Он принял вид вежливого симпатичного юноши, который, как на офицерской свадьбе, прежде чем пригласить на танец приглянувшуюся девушку, просит разрешения у ее родителей, что требовалось по этикету.

— Извините, господа, хотел вот о чем с вами поговорить... — произнес он, подходя к Тарык-бею. — Фильм Фюсун...

— Эй, Тарык, слышишь, к тебе обращаются, — сказала тетя Несибе.

— Я и вам это говорю, сударыня. Вы ведь мать Фюсун, не так ли? А вы, эфенди, ее отец. Знаете ли вы о том, что два самых известных турецких продюсера, Музаффер-бей и Хайяль Хайяти, предложили вашей дочери серьезную роль? Но вы, кажется, отвергли эти предложения потому, что в фильме есть сцена поцелуя.

— Ничего подобного, — хладнокровно возразил Феридун.

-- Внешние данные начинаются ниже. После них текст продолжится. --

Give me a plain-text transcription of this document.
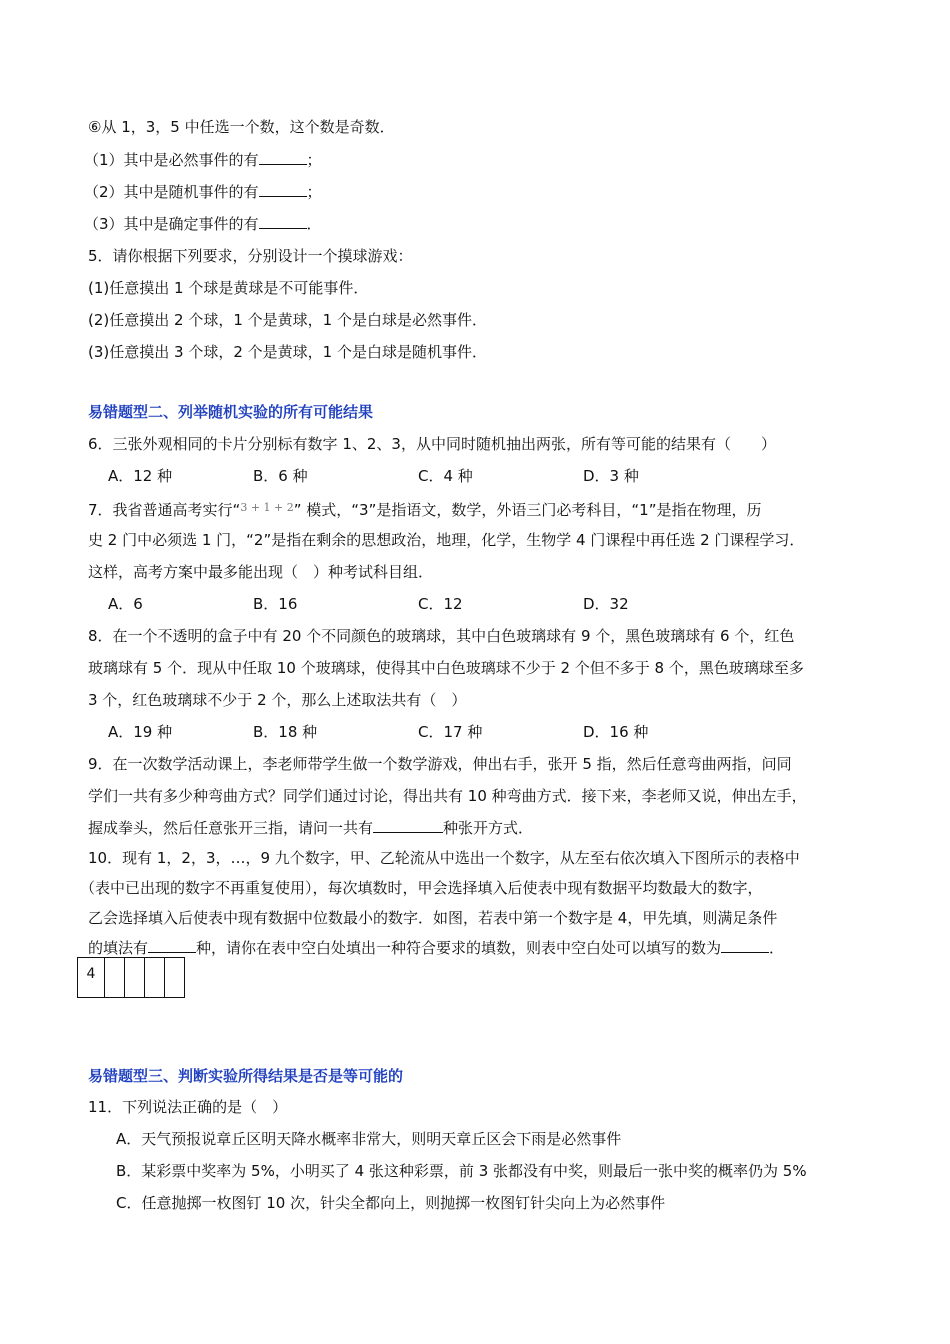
⑥从 1，3，5 中任选一个数，这个数是奇数．
（1）其中是必然事件的有	；
（2）其中是随机事件的有	；
（3）其中是确定事件的有	．
5．请你根据下列要求，分别设计一个摸球游戏：
(1)任意摸出 1 个球是黄球是不可能事件．
(2)任意摸出 2 个球，1 个是黄球，1 个是白球是必然事件．
(3)任意摸出 3 个球，2 个是黄球，1 个是白球是随机事件．
易错题型二、列举随机实验的所有可能结果
6．三张外观相同的卡片分别标有数字 1、2、3，从中同时随机抽出两张，所有等可能的结果有（　　）
A．12 种	B．6 种	C．4 种	D．3 种
7．我省普通高考实行“$^{3 + 1 + 2}$” 模式，“3”是指语文，数学，外语三门必考科目，“1”是指在物理，历
史 2 门中必须选 1 门，“2”是指在剩余的思想政治，地理，化学，生物学 4 门课程中再任选 2 门课程学习．
这样，高考方案中最多能出现（　）种考试科目组．
A．6	B．16	C．12	D．32
8．在一个不透明的盒子中有 20 个不同颜色的玻璃球，其中白色玻璃球有 9 个，黑色玻璃球有 6 个，红色
玻璃球有 5 个．现从中任取 10 个玻璃球，使得其中白色玻璃球不少于 2 个但不多于 8 个，黑色玻璃球至多
3 个，红色玻璃球不少于 2 个，那么上述取法共有（　）
A．19 种	B．18 种	C．17 种	D．16 种
9．在一次数学活动课上，李老师带学生做一个数学游戏，伸出右手，张开 5 指，然后任意弯曲两指，问同
学们一共有多少种弯曲方式？同学们通过讨论，得出共有 10 种弯曲方式．接下来，李老师又说，伸出左手，
握成拳头，然后任意张开三指，请问一共有	种张开方式．
10．现有 1，2，3，…，9 九个数字，甲、乙轮流从中选出一个数字，从左至右依次填入下图所示的表格中
（表中已出现的数字不再重复使用），每次填数时，甲会选择填入后使表中现有数据平均数最大的数字，
乙会选择填入后使表中现有数据中位数最小的数字．如图，若表中第一个数字是 4，甲先填，则满足条件
的填法有	种，请你在表中空白处填出一种符合要求的填数，则表中空白处可以填写的数为	．
4				
易错题型三、判断实验所得结果是否是等可能的
11．下列说法正确的是（　）
A．天气预报说章丘区明天降水概率非常大，则明天章丘区会下雨是必然事件
B．某彩票中奖率为 5%，小明买了 4 张这种彩票，前 3 张都没有中奖，则最后一张中奖的概率仍为 5%
C．任意抛掷一枚图钉 10 次，针尖全都向上，则抛掷一枚图钉针尖向上为必然事件
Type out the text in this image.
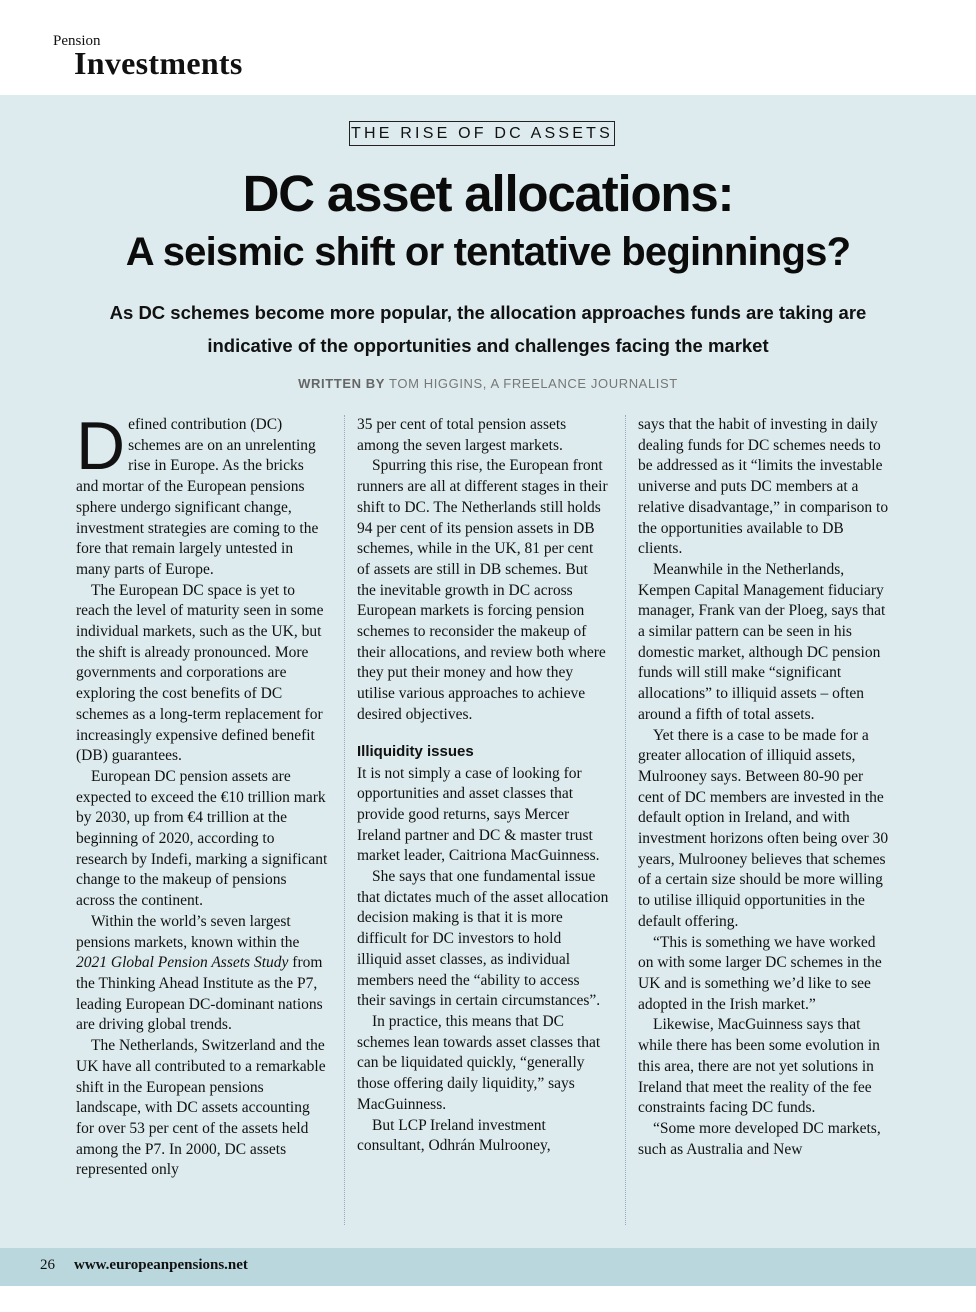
Pension
Investments
THE RISE OF DC ASSETS
DC asset allocations:
A seismic shift or tentative beginnings?
As DC schemes become more popular, the allocation approaches funds are taking are indicative of the opportunities and challenges facing the market
WRITTEN BY TOM HIGGINS, A FREELANCE JOURNALIST

Defined contribution (DC) schemes are on an unrelenting rise in Europe. As the bricks and mortar of the European pensions sphere undergo significant change, investment strategies are coming to the fore that remain largely untested in many parts of Europe.

The European DC space is yet to reach the level of maturity seen in some individual markets, such as the UK, but the shift is already pronounced. More governments and corporations are exploring the cost benefits of DC schemes as a long-term replacement for increasingly expensive defined benefit (DB) guarantees.

European DC pension assets are expected to exceed the €10 trillion mark by 2030, up from €4 trillion at the beginning of 2020, according to research by Indefi, marking a significant change to the makeup of pensions across the continent.

Within the world’s seven largest pensions markets, known within the 2021 Global Pension Assets Study from the Thinking Ahead Institute as the P7, leading European DC-dominant nations are driving global trends.

The Netherlands, Switzerland and the UK have all contributed to a remarkable shift in the European pensions landscape, with DC assets accounting for over 53 per cent of the assets held among the P7. In 2000, DC assets represented only

35 per cent of total pension assets among the seven largest markets.

Spurring this rise, the European front runners are all at different stages in their shift to DC. The Netherlands still holds 94 per cent of its pension assets in DB schemes, while in the UK, 81 per cent of assets are still in DB schemes. But the inevitable growth in DC across European markets is forcing pension schemes to reconsider the makeup of their allocations, and review both where they put their money and how they utilise various approaches to achieve desired objectives.

Illiquidity issues

It is not simply a case of looking for opportunities and asset classes that provide good returns, says Mercer Ireland partner and DC & master trust market leader, Caitriona MacGuinness.

She says that one fundamental issue that dictates much of the asset allocation decision making is that it is more difficult for DC investors to hold illiquid asset classes, as individual members need the “ability to access their savings in certain circumstances”.

In practice, this means that DC schemes lean towards asset classes that can be liquidated quickly, “generally those offering daily liquidity,” says MacGuinness.

But LCP Ireland investment consultant, Odhrán Mulrooney,

says that the habit of investing in daily dealing funds for DC schemes needs to be addressed as it “limits the investable universe and puts DC members at a relative disadvantage,” in comparison to the opportunities available to DB clients.

Meanwhile in the Netherlands, Kempen Capital Management fiduciary manager, Frank van der Ploeg, says that a similar pattern can be seen in his domestic market, although DC pension funds will still make “significant allocations” to illiquid assets – often around a fifth of total assets.

Yet there is a case to be made for a greater allocation of illiquid assets, Mulrooney says. Between 80-90 per cent of DC members are invested in the default option in Ireland, and with investment horizons often being over 30 years, Mulrooney believes that schemes of a certain size should be more willing to utilise illiquid opportunities in the default offering.

“This is something we have worked on with some larger DC schemes in the UK and is something we’d like to see adopted in the Irish market.”

Likewise, MacGuinness says that while there has been some evolution in this area, there are not yet solutions in Ireland that meet the reality of the fee constraints facing DC funds.

“Some more developed DC markets, such as Australia and New

26 www.europeanpensions.net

В Тарабье разговоры посетителей, звон посуды сливались в ровный, мерный шум. Тарык-бей либо услышал его слова, но не подал виду, либо притворился, что не расслышал, как принято поступать в подобных ситуациях в Турции.

— Как так? — задиристо спросил Тахир Тан.

Мы все поняли, что он слишком много выпил и ищет ссоры.

— Тахир-бей, мы здесь сидим всей семьей и совершенно не хотим говорить о кино, — осторожно, но жестко ответил Феридун.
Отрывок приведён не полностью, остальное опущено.